The 43-year-old founder and CEO of TRADMAN'S BONSAI is dressed in his signature black glasses and well-tailored tapered trousers. Tattoos coil up from beneath his collar and sleeves in swirls of dark ink. He smiles, settles into his chair, and within minutes is talking about death.
"No matter how hard we try to care for them, we'll pass away before they do," he says. "But the bonsai will live on."
It’s a sentiment that surfaces often in the bonsai world. What makes Teppei Kojima unusual isn’t his reverence for the trees, but the path that brought him to them. Before bonsai, there was fashion. Before fashion, there was a childhood spent moving through circumstances that might have pushed someone else in a very different direction.
He grew up in Kashiwa, Chiba, in what he describes as a complicated family situation. For a stretch of his childhood, his parents weren't around, and he and his younger brother were placed in a children's home. The director there grew bonsai. Kojima was curious. "I asked him, 'What are you doing?' and he replied, 'Are you interested?'" That was the beginning, though it would take decades to become anything more than a memory.
What followed was a youth absorbed in street culture — music, fashion, tattoos — and an early adulthood marked by real hardship: losing his mother at 17, working his way up through a pachinko parlor, eventually landing in apparel as a buyer and traveling internationally. It was on one of those buying trips, at 31, that a foreign colleague showed him a bonsai. Unpruned, painted in colors he'd never seen on a tree. He decided that same night to start a business.
TRADMAN'S BONSAI launched in 2015 — the name short for "Traditional Man" — and has since collaborated with Dior, Cartier, Nike, A Bathing Ape, Levi's, and Jimmy Choo, among others. Kojima brought to bonsai the same instincts he'd developed as a buyer: an eye for presentation, an understanding of cultural context, and the conviction that the right framing changes everything. Where bonsai had long been the province of older collectors, practiced in private and revered in silence, he saw an art form with latent cultural force. "I've always said that originality comes from combining existing elements," he tells me. "I incorporated that idea into bonsai, along with the importance of life itself."
The world is becoming increasingly digital, he notes, but he doesn't think bonsai will disappear — because it can't be digitized in any meaningful sense. What he worries about is subtler. Bonsai is going global, and the appetite overseas is real, but the expertise and the trees themselves are leaving Japan with it. "If this continues," he says, "I'm genuinely worried that the culture of Japanese bonsai might disappear in 50 or 100 years." His project, then, holds a productive tension at its center: open the art form up, make it legible to younger generations and foreign audiences, while keeping its Japanese roots from being hollowed out. "We must protect Japan's trees, preserve Japanese bonsai, and promote our culture," he says. "I know there are some serious contradictions here. But I believe there is something valuable within all of this."

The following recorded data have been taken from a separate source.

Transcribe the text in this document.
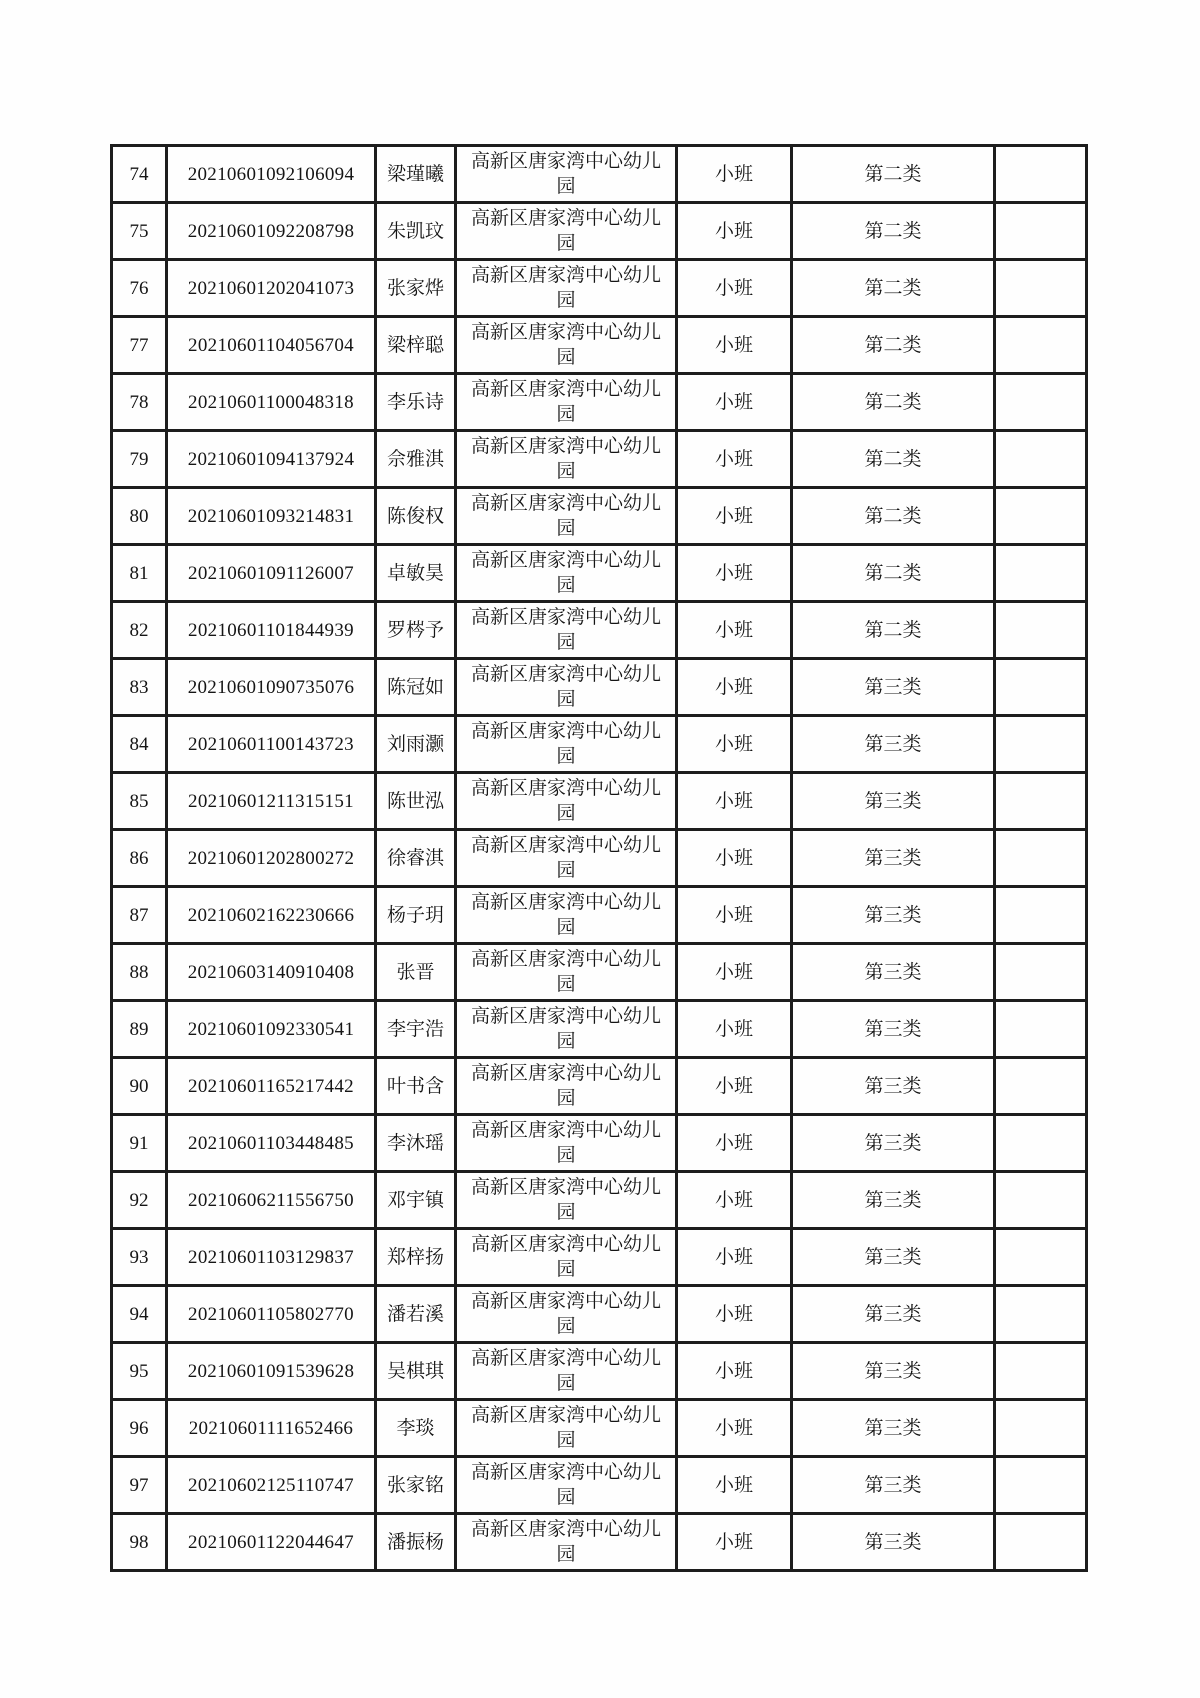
74	20210601092106094	梁瑾曦	高新区唐家湾中心幼儿园	小班	第二类	
75	20210601092208798	朱凯玟	高新区唐家湾中心幼儿园	小班	第二类	
76	20210601202041073	张家烨	高新区唐家湾中心幼儿园	小班	第二类	
77	20210601104056704	梁梓聪	高新区唐家湾中心幼儿园	小班	第二类	
78	20210601100048318	李乐诗	高新区唐家湾中心幼儿园	小班	第二类	
79	20210601094137924	佘雅淇	高新区唐家湾中心幼儿园	小班	第二类	
80	20210601093214831	陈俊权	高新区唐家湾中心幼儿园	小班	第二类	
81	20210601091126007	卓敏昊	高新区唐家湾中心幼儿园	小班	第二类	
82	20210601101844939	罗梣予	高新区唐家湾中心幼儿园	小班	第二类	
83	20210601090735076	陈冠如	高新区唐家湾中心幼儿园	小班	第三类	
84	20210601100143723	刘雨灏	高新区唐家湾中心幼儿园	小班	第三类	
85	20210601211315151	陈世泓	高新区唐家湾中心幼儿园	小班	第三类	
86	20210601202800272	徐睿淇	高新区唐家湾中心幼儿园	小班	第三类	
87	20210602162230666	杨子玥	高新区唐家湾中心幼儿园	小班	第三类	
88	20210603140910408	张晋	高新区唐家湾中心幼儿园	小班	第三类	
89	20210601092330541	李宇浩	高新区唐家湾中心幼儿园	小班	第三类	
90	20210601165217442	叶书含	高新区唐家湾中心幼儿园	小班	第三类	
91	20210601103448485	李沐瑶	高新区唐家湾中心幼儿园	小班	第三类	
92	20210606211556750	邓宇镇	高新区唐家湾中心幼儿园	小班	第三类	
93	20210601103129837	郑梓扬	高新区唐家湾中心幼儿园	小班	第三类	
94	20210601105802770	潘若溪	高新区唐家湾中心幼儿园	小班	第三类	
95	20210601091539628	吴棋琪	高新区唐家湾中心幼儿园	小班	第三类	
96	20210601111652466	李琰	高新区唐家湾中心幼儿园	小班	第三类	
97	20210602125110747	张家铭	高新区唐家湾中心幼儿园	小班	第三类	
98	20210601122044647	潘振杨	高新区唐家湾中心幼儿园	小班	第三类	
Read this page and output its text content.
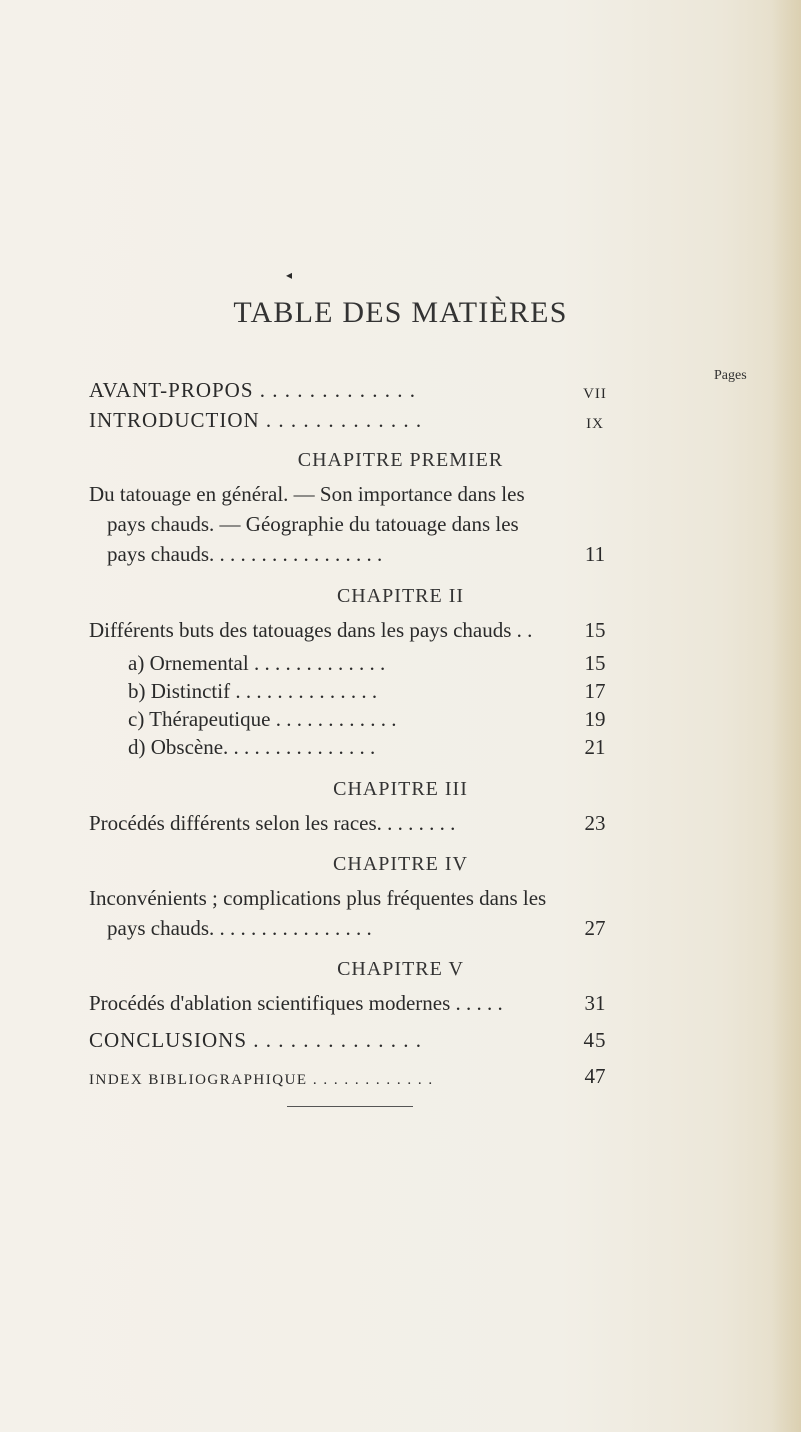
◂
TABLE DES MATIÈRES
Pages
AVANT-PROPOS . . . . . . . . . . . . .	VII
INTRODUCTION . . . . . . . . . . . . .	IX
CHAPITRE PREMIER
Du tatouage en général. — Son importance dans les
pays chauds. — Géographie du tatouage dans les
pays chauds. . . . . . . . . . . . . . . . .	11
CHAPITRE II
Différents buts des tatouages dans les pays chauds . .	15
a) Ornemental . . . . . . . . . . . . .	15
b) Distinctif . . . . . . . . . . . . . .	17
c) Thérapeutique . . . . . . . . . . . .	19
d) Obscène. . . . . . . . . . . . . . .	21
CHAPITRE III
Procédés différents selon les races. . . . . . . .	23
CHAPITRE IV
Inconvénients ; complications plus fréquentes dans les
pays chauds. . . . . . . . . . . . . . . .	27
CHAPITRE V
Procédés d'ablation scientifiques modernes . . . . .	31
CONCLUSIONS . . . . . . . . . . . . . .	45
INDEX BIBLIOGRAPHIQUE . . . . . . . . . . . .	47
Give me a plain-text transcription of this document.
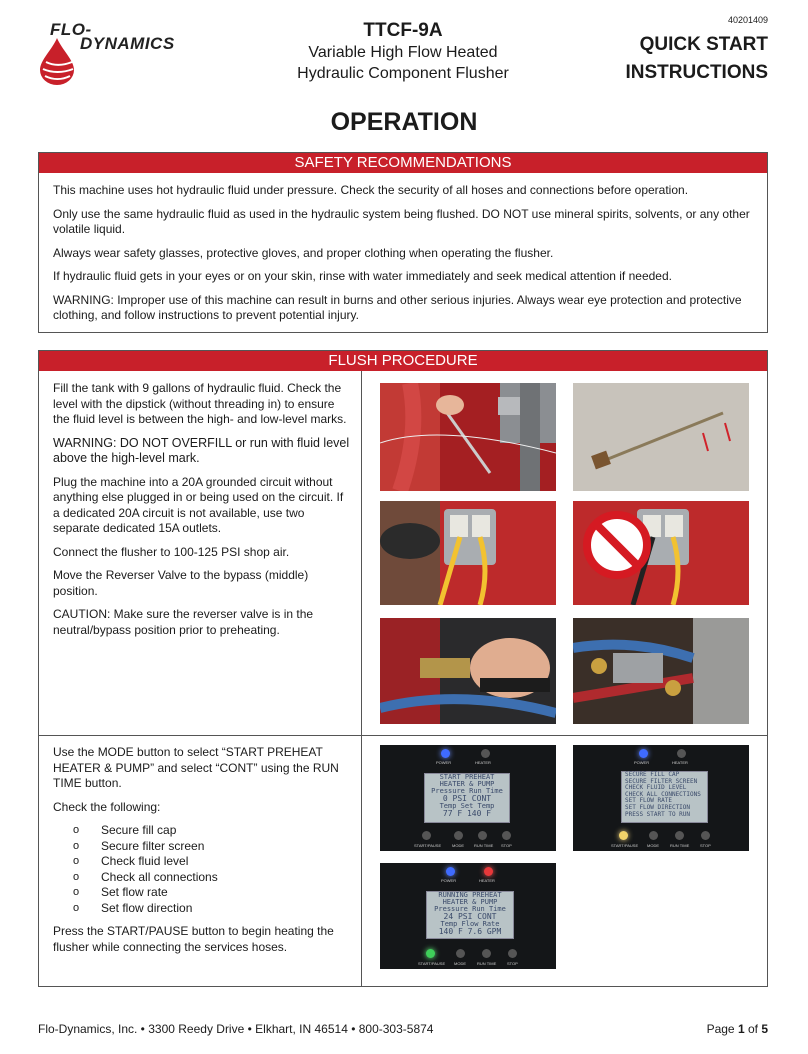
FLO-
DYNAMICS
TTCF-9A
Variable High Flow Heated
Hydraulic Component Flusher
40201409
QUICK START
INSTRUCTIONS
OPERATION
SAFETY RECOMMENDATIONS

This machine uses hot hydraulic fluid under pressure. Check the security of all hoses and connections before operation.

Only use the same hydraulic fluid as used in the hydraulic system being flushed. DO NOT use mineral spirits, solvents, or any other volatile liquid.

Always wear safety glasses, protective gloves, and proper clothing when operating the flusher.

If hydraulic fluid gets in your eyes or on your skin, rinse with water immediately and seek medical attention if needed.

WARNING: Improper use of this machine can result in burns and other serious injuries. Always wear eye protection and protective clothing, and follow instructions to prevent potential injury.

FLUSH PROCEDURE

Fill the tank with 9 gallons of hydraulic fluid. Check the level with the dipstick (without threading in) to ensure the fluid level is between the high- and low-level marks.

WARNING: DO NOT OVERFILL or run with fluid level above the high-level mark.

Plug the machine into a 20A grounded circuit without anything else plugged in or being used on the circuit. If a dedicated 20A circuit is not available, use two separate dedicated 15A outlets.

Connect the flusher to 100-125 PSI shop air.

Move the Reverser Valve to the bypass (middle) position.

CAUTION: Make sure the reverser valve is in the neutral/bypass position prior to preheating.

Use the MODE button to select “START PREHEAT HEATER & PUMP” and select “CONT” using the RUN TIME button.

Check the following:

o Secure fill cap
o Secure filter screen
o Check fluid level
o Check all connections
o Set flow rate
o Set flow direction

Press the START/PAUSE button to begin heating the flusher while connecting the services hoses.

POWER	HEATER
START PREHEAT
HEATER & PUMP
Pressure Run Time
0 PSI CONT
Temp Set Temp
77 F 140 F
START/PAUSE	MODE	RUN TIME STOP
POWER	HEATER
SECURE FILL CAP
SECURE FILTER SCREEN
CHECK FLUID LEVEL
CHECK ALL CONNECTIONS
SET FLOW RATE
SET FLOW DIRECTION
PRESS START TO RUN
START/PAUSE MODE	RUN TIME	STOP
POWER	HEATER
RUNNING PREHEAT
HEATER & PUMP
Pressure Run Time
24 PSI CONT
Temp Flow Rate
140 F 7.6 GPM
START/PAUSE MODE	RUN TIME	STOP
Flo-Dynamics, Inc. • 3300 Reedy Drive • Elkhart, IN 46514 • 800-303-5874	Page 1 of 5
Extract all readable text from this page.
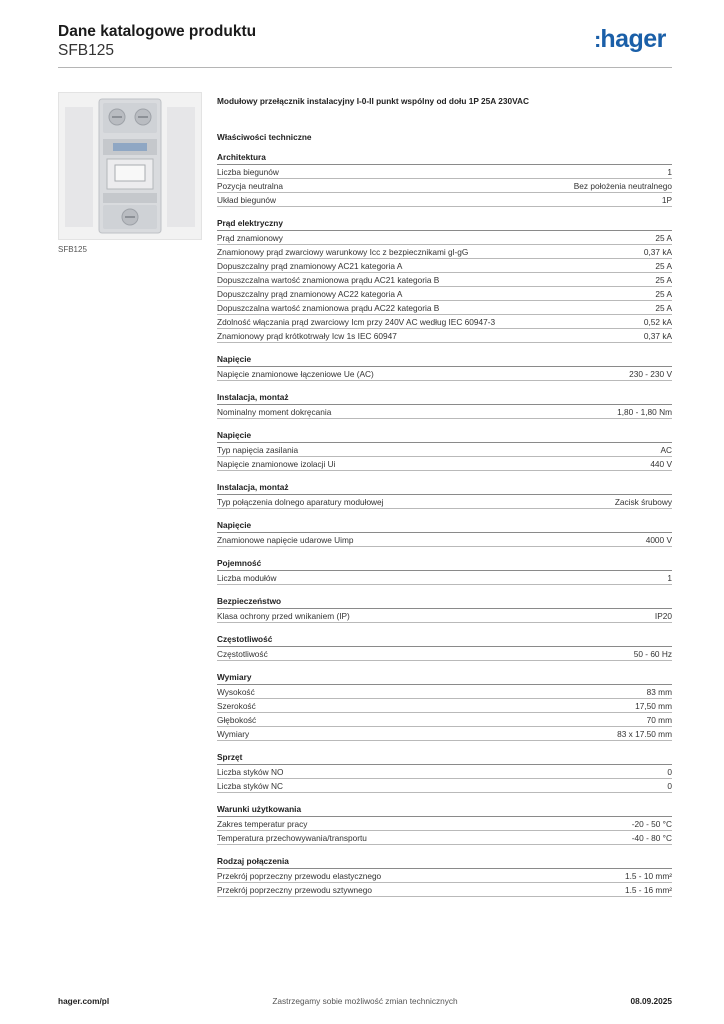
Dane katalogowe produktu
SFB125	:hager
SFB125
Modułowy przełącznik instalacyjny I-0-II punkt wspólny od dołu 1P 25A 230VAC
Właściwości techniczne
Architektura
Liczba biegunów	1
Pozycja neutralna	Bez położenia neutralnego
Układ biegunów	1P
Prąd elektryczny
Prąd znamionowy	25 A
Znamionowy prąd zwarciowy warunkowy Icc z bezpiecznikami gl-gG	0,37 kA
Dopuszczalny prąd znamionowy AC21 kategoria A	25 A
Dopuszczalna wartość znamionowa prądu AC21 kategoria B	25 A
Dopuszczalny prąd znamionowy AC22 kategoria A	25 A
Dopuszczalna wartość znamionowa prądu AC22 kategoria B	25 A
Zdolność włączania prąd zwarciowy Icm przy 240V AC według IEC 60947-3	0,52 kA
Znamionowy prąd krótkotrwały Icw 1s IEC 60947	0,37 kA
Napięcie
Napięcie znamionowe łączeniowe Ue (AC)	230 - 230 V
Instalacja, montaż
Nominalny moment dokręcania	1,80 - 1,80 Nm
Napięcie
Typ napięcia zasilania	AC
Napięcie znamionowe izolacji Ui	440 V
Instalacja, montaż
Typ połączenia dolnego aparatury modułowej	Zacisk śrubowy
Napięcie
Znamionowe napięcie udarowe Uimp	4000 V
Pojemność
Liczba modułów	1
Bezpieczeństwo
Klasa ochrony przed wnikaniem (IP)	IP20
Częstotliwość
Częstotliwość	50 - 60 Hz
Wymiary
Wysokość	83 mm
Szerokość	17,50 mm
Głębokość	70 mm
Wymiary	83 x 17.50 mm
Sprzęt
Liczba styków NO	0
Liczba styków NC	0
Warunki użytkowania
Zakres temperatur pracy	-20 - 50 °C
Temperatura przechowywania/transportu	-40 - 80 °C
Rodzaj połączenia
Przekrój poprzeczny przewodu elastycznego	1.5 - 10 mm²
Przekrój poprzeczny przewodu sztywnego	1.5 - 16 mm²
hager.com/pl	Zastrzegamy sobie możliwość zmian technicznych	08.09.2025
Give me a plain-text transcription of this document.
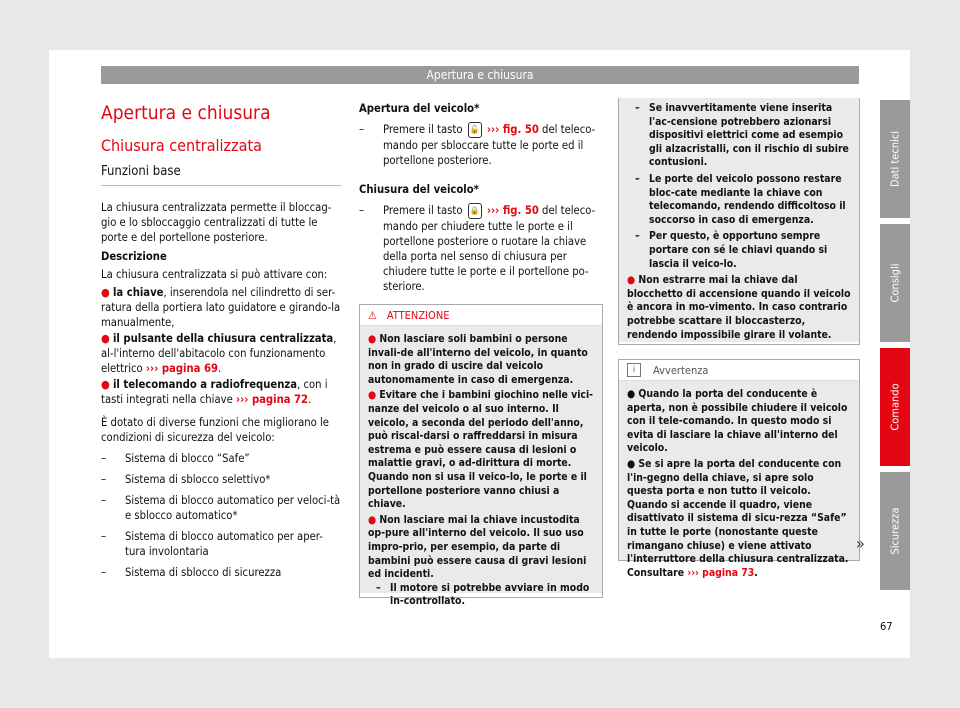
Apertura e chiusura
Dati tecnici
Consigli
Comando
Sicurezza
Apertura e chiusura
Chiusura centralizzata
Funzioni base

La chiusura centralizzata permette il bloccag-gio e lo sbloccaggio centralizzati di tutte le porte e del portellone posteriore.

Descrizione

La chiusura centralizzata si può attivare con:

● la chiave, inserendola nel cilindretto di ser-ratura della portiera lato guidatore e girando-la manualmente,

● il pulsante della chiusura centralizzata, al-l'interno dell'abitacolo con funzionamento elettrico ››› pagina 69.

● il telecomando a radiofrequenza, con i tasti integrati nella chiave ››› pagina 72.

È dotato di diverse funzioni che migliorano le condizioni di sicurezza del veicolo:

–	Sistema di blocco “Safe”
–	Sistema di sblocco selettivo*
–	Sistema di blocco automatico per veloci-tà e sblocco automatico*
–	Sistema di blocco automatico per aper-tura involontaria
–	Sistema di sblocco di sicurezza

Apertura del veicolo*

–	Premere il tasto 🔓 ››› fig. 50 del teleco-mando per sbloccare tutte le porte ed il portellone posteriore.

Chiusura del veicolo*

–	Premere il tasto 🔒 ››› fig. 50 del teleco-mando per chiudere tutte le porte e il portellone posteriore o ruotare la chiave della porta nel senso di chiusura per chiudere tutte le porte e il portellone po-steriore.
⚠ ATTENZIONE

● Non lasciare soli bambini o persone invali-de all'interno del veicolo, in quanto non in grado di uscire dal veicolo autonomamente in caso di emergenza.

● Evitare che i bambini giochino nelle vici-nanze del veicolo o al suo interno. Il veicolo, a seconda del periodo dell'anno, può riscal-darsi o raffreddarsi in misura estrema e può essere causa di lesioni o malattie gravi, o ad-dirittura di morte. Quando non si usa il veico-lo, le porte e il portellone posteriore vanno chiusi a chiave.

● Non lasciare mai la chiave incustodita op-pure all'interno del veicolo. Il suo uso impro-prio, per esempio, da parte di bambini può essere causa di gravi lesioni ed incidenti.

– Il motore si potrebbe avviare in modo in-controllato.
– Se inavvertitamente viene inserita l'ac-censione potrebbero azionarsi dispositivi elettrici come ad esempio gli alzacristalli, con il rischio di subire contusioni.
– Le porte del veicolo possono restare bloc-cate mediante la chiave con telecomando, rendendo difficoltoso il soccorso in caso di emergenza.
– Per questo, è opportuno sempre portare con sé le chiavi quando si lascia il veico-lo.

● Non estrarre mai la chiave dal blocchetto di accensione quando il veicolo è ancora in mo-vimento. In caso contrario potrebbe scattare il bloccasterzo, rendendo impossibile girare il volante.

i	Avvertenza

● Quando la porta del conducente è aperta, non è possibile chiudere il veicolo con il tele-comando. In questo modo si evita di lasciare la chiave all'interno del veicolo.

● Se si apre la porta del conducente con l'in-gegno della chiave, si apre solo questa porta e non tutto il veicolo. Quando si accende il quadro, viene disattivato il sistema di sicu-rezza “Safe” in tutte le porte (nonostante queste rimangano chiuse) e viene attivato l'interruttore della chiusura centralizzata. Consultare ››› pagina 73.

»
67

He holds that contradiction without apparent discomfort — which, given his biography, makes sense. Kojima has spent most of his life navigating between things that don't obviously belong together: street culture and ancient craft, commercial ambition and genuine reverence, a rough upbringing and an almost monastic sense of purpose. Bonsai, it turns out, accommodates all of it. "It's given me all sorts of insights," he says, "about life's triggers, ways of thinking, the essence of things. It's like a textbook for life."